Raised on a diet of beatings and thrashings from his alcoholic father, Gabriel first wins his way into his principal’s heart in High School by telling him that, unlike the other boys, he doesn’t aspire to being the most popular boy at school, but rather to find himself instead. Impressed by his attitude, Principal Thornton recommends him for a full scholarship at Prince of Wales Boarding School, the proverbial “best of the best,” set in East Africa.In the next scene, the vista of the internationally recognized boarding school, grounds for the development of the wealthy and the famous from across the globe, opens out before a newcomer, Nigel, who comes from an affluent home, and who, surprisingly enough, is not at all happy about coming to the school.
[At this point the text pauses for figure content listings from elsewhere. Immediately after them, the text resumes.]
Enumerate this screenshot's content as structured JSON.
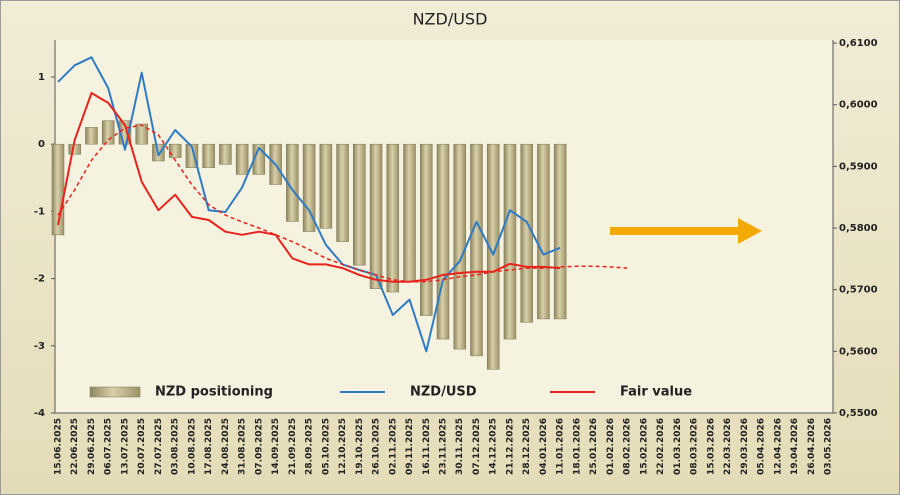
{
  "chart_data": {
    "type": "combo",
    "title": "NZD/USD",
    "categories": [
      "15.06.2025",
      "22.06.2025",
      "29.06.2025",
      "06.07.2025",
      "13.07.2025",
      "20.07.2025",
      "27.07.2025",
      "03.08.2025",
      "10.08.2025",
      "17.08.2025",
      "24.08.2025",
      "31.08.2025",
      "07.09.2025",
      "14.09.2025",
      "21.09.2025",
      "28.09.2025",
      "05.10.2025",
      "12.10.2025",
      "19.10.2025",
      "26.10.2025",
      "02.11.2025",
      "09.11.2025",
      "16.11.2025",
      "23.11.2025",
      "30.11.2025",
      "07.12.2025",
      "14.12.2025",
      "21.12.2025",
      "28.12.2025",
      "04.01.2026",
      "11.01.2026",
      "18.01.2026",
      "25.01.2026",
      "01.02.2026",
      "08.02.2026",
      "15.02.2026",
      "22.02.2026",
      "01.03.2026",
      "08.03.2026",
      "15.03.2026",
      "22.03.2026",
      "29.03.2026",
      "05.04.2026",
      "12.04.2026",
      "19.04.2026",
      "26.04.2026",
      "03.05.2026"
    ],
    "ylim": [
      -4,
      1.55
    ],
    "yticks": [
      -4,
      -3,
      -2,
      -1,
      0,
      1
    ],
    "y2lim": [
      0.55,
      0.6105
    ],
    "y2ticks": [
      {
        "value": 0.55,
        "label": "0,5500"
      },
      {
        "value": 0.56,
        "label": "0,5600"
      },
      {
        "value": 0.57,
        "label": "0,5700"
      },
      {
        "value": 0.58,
        "label": "0,5800"
      },
      {
        "value": 0.59,
        "label": "0,5900"
      },
      {
        "value": 0.6,
        "label": "0,6000"
      },
      {
        "value": 0.61,
        "label": "0,6100"
      }
    ],
    "legend": "bottom",
    "series": [
      {
        "name": "NZD positioning",
        "type": "bar",
        "color": "#b3a97c",
        "values": [
          -1.35,
          -0.15,
          0.25,
          0.35,
          0.35,
          0.3,
          -0.25,
          -0.2,
          -0.35,
          -0.35,
          -0.3,
          -0.45,
          -0.45,
          -0.6,
          -1.15,
          -1.3,
          -1.25,
          -1.45,
          -1.8,
          -2.15,
          -2.2,
          -2.05,
          -2.55,
          -2.9,
          -3.05,
          -3.15,
          -3.35,
          -2.9,
          -2.65,
          -2.6,
          -2.6,
          null,
          null,
          null,
          null,
          null,
          null,
          null,
          null,
          null,
          null,
          null,
          null,
          null,
          null,
          null,
          null
        ]
      },
      {
        "name": "NZD/USD",
        "type": "line",
        "axis": "y2",
        "color": "#2e7bc4",
        "values": [
          0.6037,
          0.6064,
          0.6077,
          0.6027,
          0.5927,
          0.6052,
          0.5918,
          0.5959,
          0.5932,
          0.5829,
          0.5826,
          0.5866,
          0.593,
          0.5903,
          0.5862,
          0.5829,
          0.5773,
          0.5741,
          0.5732,
          0.5724,
          0.5659,
          0.5684,
          0.56,
          0.5716,
          0.5746,
          0.581,
          0.5757,
          0.5829,
          0.581,
          0.5757,
          0.5768,
          null,
          null,
          null,
          null,
          null,
          null,
          null,
          null,
          null,
          null,
          null,
          null,
          null,
          null,
          null,
          null
        ]
      },
      {
        "name": "Fair value",
        "type": "line",
        "axis": "y2",
        "color": "#e8231c",
        "values": [
          0.5805,
          0.5943,
          0.6019,
          0.6003,
          0.5967,
          0.5875,
          0.5829,
          0.5854,
          0.5818,
          0.5813,
          0.5794,
          0.5789,
          0.5794,
          0.5789,
          0.5751,
          0.5741,
          0.5741,
          0.5735,
          0.5724,
          0.5716,
          0.5713,
          0.5713,
          0.5716,
          0.5724,
          0.5727,
          0.5729,
          0.5729,
          0.5742,
          0.5737,
          0.5737,
          0.5735,
          null,
          null,
          null,
          null,
          null,
          null,
          null,
          null,
          null,
          null,
          null,
          null,
          null,
          null,
          null,
          null
        ]
      },
      {
        "type": "line",
        "axis": "y2",
        "dashed": true,
        "color": "#e8231c",
        "values": [
          0.5821,
          0.5862,
          0.591,
          0.5943,
          0.5962,
          0.5967,
          0.5951,
          0.591,
          0.587,
          0.5838,
          0.5821,
          0.581,
          0.58,
          0.5789,
          0.5778,
          0.5765,
          0.5751,
          0.5741,
          0.5732,
          0.5724,
          0.5716,
          0.5713,
          0.5713,
          0.5716,
          0.5721,
          0.5724,
          0.5729,
          0.5732,
          0.5735,
          0.5735,
          0.5737,
          0.5738,
          0.5738,
          0.5737,
          0.5735,
          null,
          null,
          null,
          null,
          null,
          null,
          null,
          null,
          null,
          null,
          null,
          null
        ]
      }
    ]
  }
}
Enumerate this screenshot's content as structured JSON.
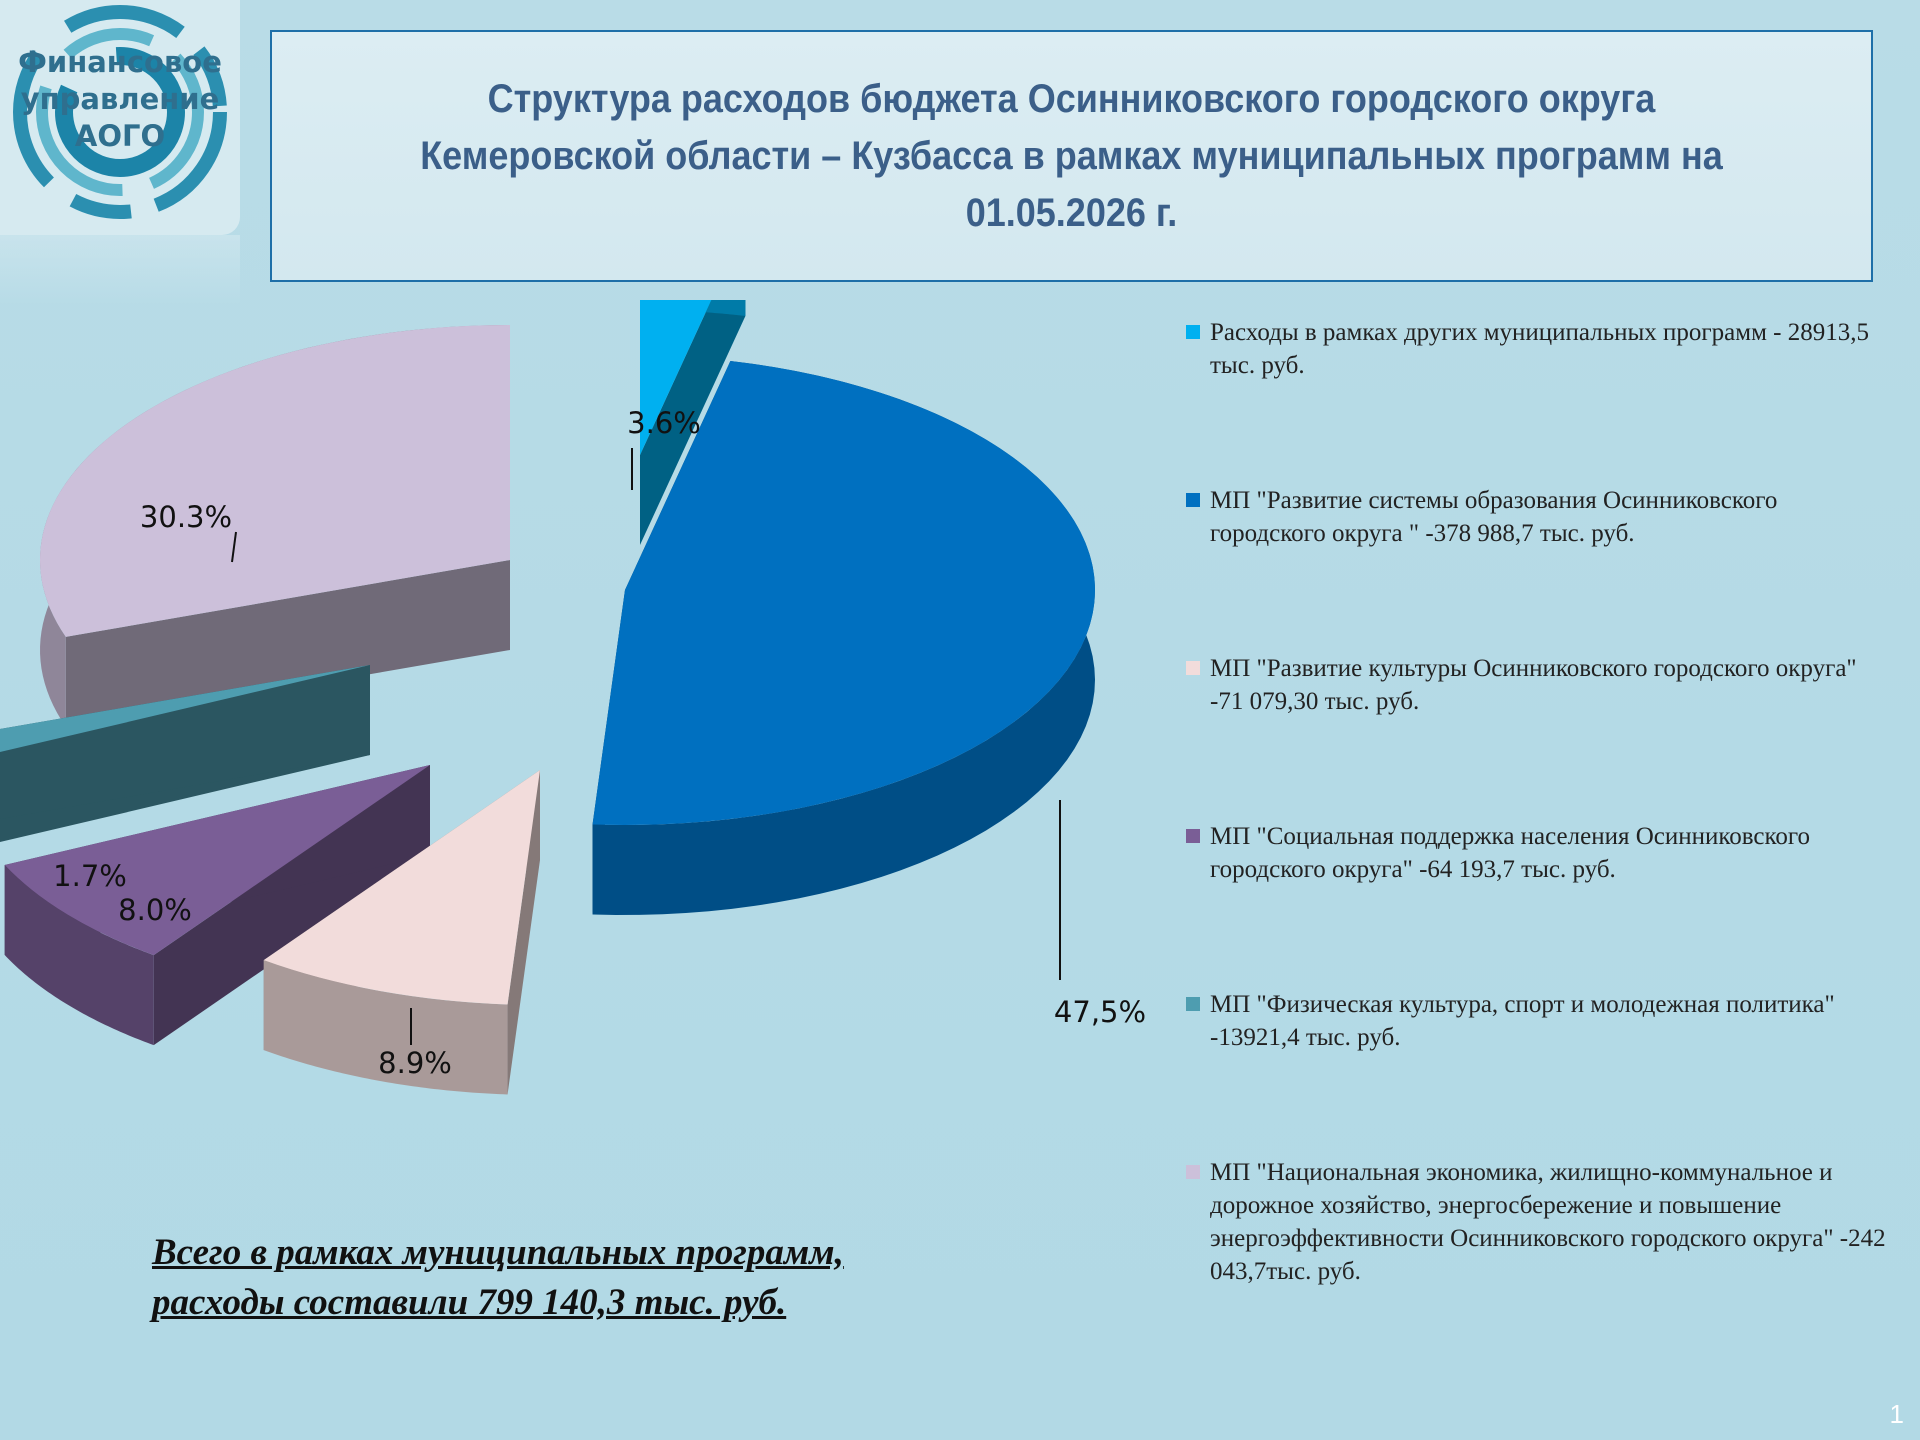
{
  "logo": {
    "lines": [
      "Финансовое",
      "управление",
      "АОГО"
    ]
  },
  "header": {
    "title_lines": [
      "Структура расходов бюджета Осинниковского городского округа",
      "Кемеровской области – Кузбасса в рамках муниципальных программ на",
      "01.05.2026 г."
    ]
  },
  "chart_data": {
    "type": "pie",
    "title": "",
    "slices": [
      {
        "label": "3.6%",
        "value": 3.6,
        "color": "#00b0f0"
      },
      {
        "label": "47,5%",
        "value": 47.5,
        "color": "#0070c0"
      },
      {
        "label": "8.9%",
        "value": 8.9,
        "color": "#f2dcdb"
      },
      {
        "label": "8.0%",
        "value": 8.0,
        "color": "#7a5e96"
      },
      {
        "label": "1.7%",
        "value": 1.7,
        "color": "#4e9db0"
      },
      {
        "label": "30.3%",
        "value": 30.3,
        "color": "#ccc0da"
      }
    ],
    "legend_position": "right"
  },
  "legend": [
    {
      "color": "#00b0f0",
      "text": "Расходы в рамках других муниципальных программ - 28913,5 тыс. руб."
    },
    {
      "color": "#0070c0",
      "text": "МП \"Развитие системы образования Осинниковского городского округа \" -378 988,7 тыс. руб."
    },
    {
      "color": "#f2dcdb",
      "text": "МП \"Развитие культуры Осинниковского городского округа\" -71 079,30 тыс. руб."
    },
    {
      "color": "#7a5e96",
      "text": "МП \"Социальная поддержка населения Осинниковского городского округа\" -64 193,7 тыс. руб."
    },
    {
      "color": "#4e9db0",
      "text": "МП \"Физическая культура, спорт и молодежная политика\" -13921,4 тыс. руб."
    },
    {
      "color": "#ccc0da",
      "text": "МП \"Национальная экономика, жилищно-коммунальное и дорожное хозяйство, энергосбережение и повышение энергоэффективности Осинниковского городского округа\" -242 043,7тыс. руб."
    }
  ],
  "total": {
    "lines": [
      "Всего в рамках муниципальных программ,",
      "расходы составили 799 140,3 тыс. руб."
    ]
  },
  "page_number": "1"
}
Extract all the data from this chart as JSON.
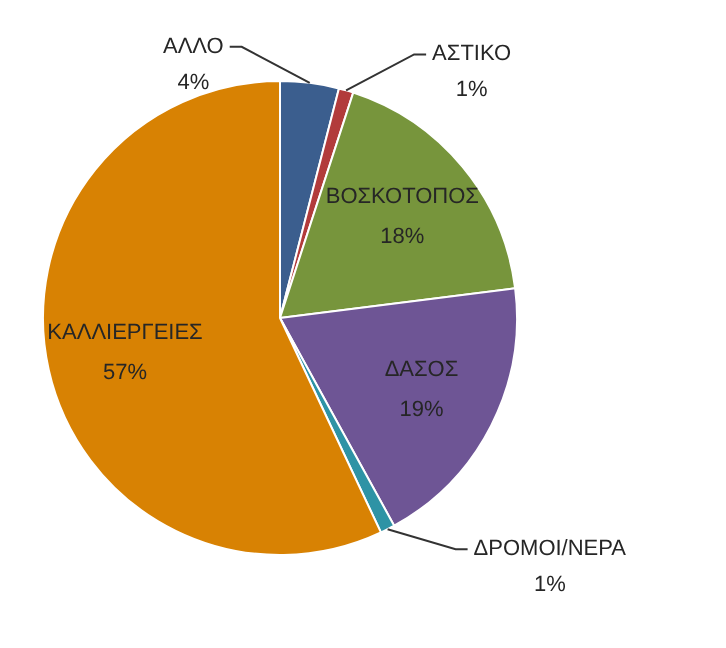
{
  "chart_data": {
    "type": "pie",
    "categories": [
      "ΑΛΛΟ",
      "ΑΣΤΙΚΟ",
      "ΒΟΣΚΟΤΟΠΟΣ",
      "ΔΑΣΟΣ",
      "ΔΡΟΜΟΙ/ΝΕΡΑ",
      "ΚΑΛΛΙΕΡΓΕΙΕΣ"
    ],
    "values": [
      4,
      1,
      18,
      19,
      1,
      57
    ],
    "value_labels": [
      "4%",
      "1%",
      "18%",
      "19%",
      "1%",
      "57%"
    ],
    "colors": [
      "#3b5e8e",
      "#b23b3b",
      "#77953c",
      "#6e5595",
      "#2e93a5",
      "#d88203"
    ],
    "legend": false
  }
}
In front of a cheering crowd, Principal Boon introduces all present to those to whom he chooses to refer as the “guardian angels entrusted to tirelessly guide and watch over your little ones.” Most of those present are unaware that the so-called “guardian angels” will soon come to be recognized as the villains of the piece, at least by those who are subjected to their seemingly endless bullying and victimization.
Patch, Mucheru Njaga’s debut novel, was loosely based on his own experiences at the school. He was inspired to write the novel by a news article that he read in 2003 about a teenage boy who committed suicide in the US after months of bullying. Though Njaga insists that the tale is not an exposé as such and that none of the characters is real, he does admit that some of the events are true. He hopes, in fact, that the book will open up both national and international discourse on the root causes of bullying, by allowing its readers to look at the practice from both the perspective of the victim, as well as from that of the perpetrator. Keeping in mind that October is National Bullying Month, the publication of the book at this time of year is of particular importance. Also in a number of countries in Africa the school year starts at the beginning, rather than in the middle of, the year. As the subject of Patch is of just as much relevance to people living on that continent as it is to those living in the US, the publication date could not be better. Both kids and their parents could do well be reading this novel over the vacation and studying its import prior to the start of the school year, or the next semester.
Mucheru Njaga was born and raised in Nairobi, Kenya, and studied creative writing at Hunter College. Before writing Patch, he worked on a number of different screenplays for several independent productions. The novel was, in fact, adapted from one of his own original screenplays. He is currently based in San Francisco, California.